- League: The Basketball League
- Founded: 2017
- History: Kentucky Thoroughbreds 2018 Owensboro Thoroughbreds 2019–present
- Arena: Owensboro Sportscenter
- Location: Owensboro, Kentucky
- General manager: Mark Anderson
- Head coach: Mark Anderson
- Ownership: Chris Allison
- Website: Official website

= Owensboro Thoroughbreds =

The Owensboro Thoroughbreds, formerly the Kentucky Thoroughbreds, were an American basketball team based in Owensboro, Kentucky, and members in the minor professional The Basketball League (TBL).

==History==
On September 13, 2017, North American Premier Basketball (NAPB) announced a team would play in Owensboro, Kentucky, owned by Brandon Lesovsky, a business partner of NAPB founder Dave Magley. The new team replaced the recently folded Kentucky Mavericks of the Premier Basketball League in Owensboro. On October 5, team name was revealed as the Kentucky Thoroughbreds and that owner Lesovsky would also be head coach and general manager. Lesovsky had previously coached the Orangeville A's of the National Basketball League of Canada.
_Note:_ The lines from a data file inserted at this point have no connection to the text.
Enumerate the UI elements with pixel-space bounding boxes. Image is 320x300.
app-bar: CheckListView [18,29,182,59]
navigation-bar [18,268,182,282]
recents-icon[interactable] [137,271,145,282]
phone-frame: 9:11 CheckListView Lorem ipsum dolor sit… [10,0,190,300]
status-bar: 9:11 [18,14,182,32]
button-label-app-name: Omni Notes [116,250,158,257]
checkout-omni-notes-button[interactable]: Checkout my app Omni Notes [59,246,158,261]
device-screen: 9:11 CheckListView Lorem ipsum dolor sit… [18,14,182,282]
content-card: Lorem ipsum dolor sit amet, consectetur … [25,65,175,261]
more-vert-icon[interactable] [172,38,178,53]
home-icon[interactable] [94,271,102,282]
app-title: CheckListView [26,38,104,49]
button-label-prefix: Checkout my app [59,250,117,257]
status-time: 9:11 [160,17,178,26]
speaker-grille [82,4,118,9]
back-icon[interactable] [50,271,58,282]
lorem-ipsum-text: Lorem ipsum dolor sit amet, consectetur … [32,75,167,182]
After the first NAPB season, in which the Thoroughbreds went 14–19, the league was rebranded as The Basketball League (TBL). On October 15, 2018, the team announced a name to the Owensboro Thoroughbreds and an ownership change. Veter Dixon became a co-owner and team president while former assistant coach Adam Chrisco was promoted to head coach. In late 2019, Chris Allison became the new team market owner and Mark Anderson, previously the coach of the Jamestown Jackals, was named the head coach for the 2020 season.